Dean smiles, the automatic charmer. “Hey, Jo. Good to see you too.” And when she doesn’t respond, he answers “Down South with mom.” No hesitation over the omission.
“And my dad,” she adds for him. She tries to strike sparks with her tone. She tries to scare him off with her eyes, her dirty disguise.
“Yeah, him too.” Dean looks away, casual, perusing taco chips and candy bars.
“You’re hunting on your own, now.”
“Yeah,” he looks back at her. His smile is cold triumph, a reminder. She thinks for one second of Con Cready’s dead mare and he steps forward to pay.
“That’s no good, Dean.” She doesn’t touch the mastercard: Rubin Rhea Suvak.
He eyes her, heaving a sigh. Like she’s disappointed him, one of her dad’s tricks. He tucks the card away. “You smell like a fucking hobo.”
She mutters, “Just get out of here. Get the fuck away from us.”
Dean snorts softly to himself, shakes his head. She can’t look away from his eyes. If he came for her, she wouldn’t be able to move. Her limbs feel numb, her fingertips twitch on the countertop.

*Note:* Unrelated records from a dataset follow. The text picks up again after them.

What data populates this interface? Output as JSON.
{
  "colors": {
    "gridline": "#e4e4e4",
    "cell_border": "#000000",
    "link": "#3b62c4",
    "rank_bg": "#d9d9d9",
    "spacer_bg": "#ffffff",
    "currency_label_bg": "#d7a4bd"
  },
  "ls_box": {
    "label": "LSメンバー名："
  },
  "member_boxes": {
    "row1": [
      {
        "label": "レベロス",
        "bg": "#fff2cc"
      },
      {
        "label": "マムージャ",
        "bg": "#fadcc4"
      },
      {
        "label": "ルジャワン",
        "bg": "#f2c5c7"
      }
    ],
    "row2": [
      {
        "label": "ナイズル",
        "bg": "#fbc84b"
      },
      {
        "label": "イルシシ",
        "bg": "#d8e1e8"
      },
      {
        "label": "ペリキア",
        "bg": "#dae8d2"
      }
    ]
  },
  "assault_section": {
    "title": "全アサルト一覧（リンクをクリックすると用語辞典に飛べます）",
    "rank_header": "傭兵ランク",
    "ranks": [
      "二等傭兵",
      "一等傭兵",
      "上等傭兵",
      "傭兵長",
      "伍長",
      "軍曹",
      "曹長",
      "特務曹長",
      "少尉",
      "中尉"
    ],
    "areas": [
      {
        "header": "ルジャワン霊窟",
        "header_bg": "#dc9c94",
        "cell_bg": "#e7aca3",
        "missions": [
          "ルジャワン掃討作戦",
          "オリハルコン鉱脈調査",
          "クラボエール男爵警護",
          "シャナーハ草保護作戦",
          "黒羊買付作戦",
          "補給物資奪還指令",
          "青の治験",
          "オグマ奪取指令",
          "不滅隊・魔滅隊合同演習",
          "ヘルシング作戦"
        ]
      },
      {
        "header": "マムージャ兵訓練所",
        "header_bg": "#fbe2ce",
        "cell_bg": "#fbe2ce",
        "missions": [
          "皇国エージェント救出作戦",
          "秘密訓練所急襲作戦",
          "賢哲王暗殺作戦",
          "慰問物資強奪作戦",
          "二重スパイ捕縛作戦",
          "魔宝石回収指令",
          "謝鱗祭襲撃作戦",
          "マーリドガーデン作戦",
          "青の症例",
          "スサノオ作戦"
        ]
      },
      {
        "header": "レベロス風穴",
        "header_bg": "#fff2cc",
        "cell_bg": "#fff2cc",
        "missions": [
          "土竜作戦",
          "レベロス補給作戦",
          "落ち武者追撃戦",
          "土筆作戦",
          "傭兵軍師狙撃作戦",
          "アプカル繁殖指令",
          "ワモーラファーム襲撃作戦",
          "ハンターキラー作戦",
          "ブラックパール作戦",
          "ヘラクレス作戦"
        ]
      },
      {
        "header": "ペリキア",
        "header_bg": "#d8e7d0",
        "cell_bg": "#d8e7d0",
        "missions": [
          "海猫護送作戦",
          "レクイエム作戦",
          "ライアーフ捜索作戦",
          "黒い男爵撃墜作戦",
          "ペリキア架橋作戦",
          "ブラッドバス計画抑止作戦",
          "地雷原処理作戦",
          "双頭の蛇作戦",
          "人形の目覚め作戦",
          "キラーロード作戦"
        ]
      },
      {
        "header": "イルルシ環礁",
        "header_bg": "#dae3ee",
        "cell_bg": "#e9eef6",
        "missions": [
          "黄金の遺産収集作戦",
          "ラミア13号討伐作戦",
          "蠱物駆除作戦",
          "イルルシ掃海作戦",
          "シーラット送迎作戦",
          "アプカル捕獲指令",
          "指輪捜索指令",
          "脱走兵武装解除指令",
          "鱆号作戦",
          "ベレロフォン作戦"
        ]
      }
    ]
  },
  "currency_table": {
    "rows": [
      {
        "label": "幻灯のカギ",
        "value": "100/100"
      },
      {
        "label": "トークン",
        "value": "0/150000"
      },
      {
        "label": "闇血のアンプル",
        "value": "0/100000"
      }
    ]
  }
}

Once, she clawed him across the face and ran downstairs to the protection of a family and a half. But he punished her for it. He found a hundred ways to do it, the year before her and her ma finally fled.
He leaves. But he looks at her over his shoulder as he rolls back out onto the road, and she feels her skin burning, and she knows if she looked in the mirror she’d see it, the mark he left on her printed there for him and every man to gloat over.